A number of years ago at the World Economic Forum in Davos, Switzerland, Bank of America (BAC 1.55%) CEO Brian Moynihan explained the bank's challenges by saying that it was like climbing a mountain with an excessively heavy backpack.

"As we look left and right, we're right with the other climbers [i.e., banks], in terms of competitiveness and how we approach the mark," Moynihan told Bloomberg Television's Erik Schatzker. "But they have a CamelBak and a water and we have a 250 pound backpack."

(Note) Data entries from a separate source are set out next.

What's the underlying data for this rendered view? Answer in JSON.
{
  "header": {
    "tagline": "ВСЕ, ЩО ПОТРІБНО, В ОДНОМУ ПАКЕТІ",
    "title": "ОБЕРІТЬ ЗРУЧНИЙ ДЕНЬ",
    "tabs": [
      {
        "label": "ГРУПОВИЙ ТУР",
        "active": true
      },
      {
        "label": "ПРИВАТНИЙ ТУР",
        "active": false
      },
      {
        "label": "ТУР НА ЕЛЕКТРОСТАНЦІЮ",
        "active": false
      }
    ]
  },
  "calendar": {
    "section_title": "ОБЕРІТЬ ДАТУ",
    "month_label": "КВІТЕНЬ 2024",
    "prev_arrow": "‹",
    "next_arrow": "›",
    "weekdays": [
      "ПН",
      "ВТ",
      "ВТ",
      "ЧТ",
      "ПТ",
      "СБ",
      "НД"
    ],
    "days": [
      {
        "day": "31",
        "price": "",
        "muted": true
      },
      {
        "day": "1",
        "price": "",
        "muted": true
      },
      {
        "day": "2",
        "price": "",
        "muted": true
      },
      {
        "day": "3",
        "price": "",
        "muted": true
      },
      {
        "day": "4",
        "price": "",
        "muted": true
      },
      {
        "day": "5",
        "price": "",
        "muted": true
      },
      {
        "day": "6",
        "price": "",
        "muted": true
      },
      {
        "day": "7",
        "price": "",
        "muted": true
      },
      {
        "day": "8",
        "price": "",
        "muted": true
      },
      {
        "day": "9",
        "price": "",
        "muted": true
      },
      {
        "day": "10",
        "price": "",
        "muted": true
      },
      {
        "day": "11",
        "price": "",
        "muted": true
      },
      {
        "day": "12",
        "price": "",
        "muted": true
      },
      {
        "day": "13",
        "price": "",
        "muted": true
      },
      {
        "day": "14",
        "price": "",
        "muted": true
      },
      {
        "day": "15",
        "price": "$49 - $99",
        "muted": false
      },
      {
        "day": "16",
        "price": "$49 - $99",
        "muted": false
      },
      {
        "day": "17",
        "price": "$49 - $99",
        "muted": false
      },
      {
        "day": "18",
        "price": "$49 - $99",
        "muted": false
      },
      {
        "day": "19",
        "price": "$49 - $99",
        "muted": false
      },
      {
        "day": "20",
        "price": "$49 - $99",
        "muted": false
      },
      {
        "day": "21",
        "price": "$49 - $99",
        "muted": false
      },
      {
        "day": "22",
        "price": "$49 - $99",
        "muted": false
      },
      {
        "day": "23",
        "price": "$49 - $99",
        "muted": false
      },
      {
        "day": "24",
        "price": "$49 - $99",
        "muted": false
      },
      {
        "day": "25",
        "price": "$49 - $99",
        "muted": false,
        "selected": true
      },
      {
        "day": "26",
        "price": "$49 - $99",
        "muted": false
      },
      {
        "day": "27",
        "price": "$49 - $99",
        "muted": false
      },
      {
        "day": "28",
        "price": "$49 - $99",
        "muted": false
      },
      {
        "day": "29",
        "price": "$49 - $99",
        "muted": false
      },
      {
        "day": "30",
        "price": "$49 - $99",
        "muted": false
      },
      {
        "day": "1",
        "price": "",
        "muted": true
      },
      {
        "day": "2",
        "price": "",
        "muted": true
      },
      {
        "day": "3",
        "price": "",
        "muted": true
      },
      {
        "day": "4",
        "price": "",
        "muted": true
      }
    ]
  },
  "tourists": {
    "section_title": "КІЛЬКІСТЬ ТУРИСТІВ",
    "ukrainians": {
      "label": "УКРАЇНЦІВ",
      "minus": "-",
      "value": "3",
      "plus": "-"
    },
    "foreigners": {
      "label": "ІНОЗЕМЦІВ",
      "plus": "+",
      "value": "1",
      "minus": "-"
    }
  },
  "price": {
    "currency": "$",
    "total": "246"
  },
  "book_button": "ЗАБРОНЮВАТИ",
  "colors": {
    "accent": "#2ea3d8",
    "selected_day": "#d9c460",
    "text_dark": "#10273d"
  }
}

Fortunately, with the passage of time, Bank of America's load has lightened, which is freeing it up to climb at a much more rapid pace.

A backpack full of bricks

When Moynihan said this in January 2013, he was referring to the legal burden Bank of America was buried under as a result of strategic missteps made in the lead-up to the financial crisis, the biggest one being the ill-timed acquisition of Countrywide Financial.

In that month alone, the North Carolina-based bank entered into two legal settlements amounting to $14 billion. It wasn't until two years later that it had finally turned the corner from the 2008 crisis, putting all of these issue behind it.

Few things illustrate how much clearer Bank of America's path today is than two important trends in its loan portfolio. As you can see in the chart below, the size of this portfolio reached a critical inflection point in the first quarter of last year, at which point it stopped contracting and began expanding.

Data source: Bank of America. Chart by author.

Over the six quarters since that inflection point, Bank of America's loan portfolio has grown by $34 billion, or 3.9%. That might not seem like a ridiculously fast rate of growth, and it isn't, but what's important to appreciate is that it came despite considerable headwinds.

Decline in noncore loans

The headwinds relate to the fact that Bank of America was simultaneously allowing roughly $60 billion worth of loans to run-off its balance sheet. These were the type of loans the bank no longer wanted to make and was thus either selling off, charging off, or allowing to mature.

After accounting for these headwinds, Bank of America's loan portfolio has the ability to grow roughly three times faster than it is today. This will happen naturally as the portfolio of noncore loans continues to shrink, eventually disappearing altogether.

Suffice it to say that this augurs well for Bank of America's future, given that loans are the most important product banks sell and are an extremely lucrative way to generate high-margin interest income.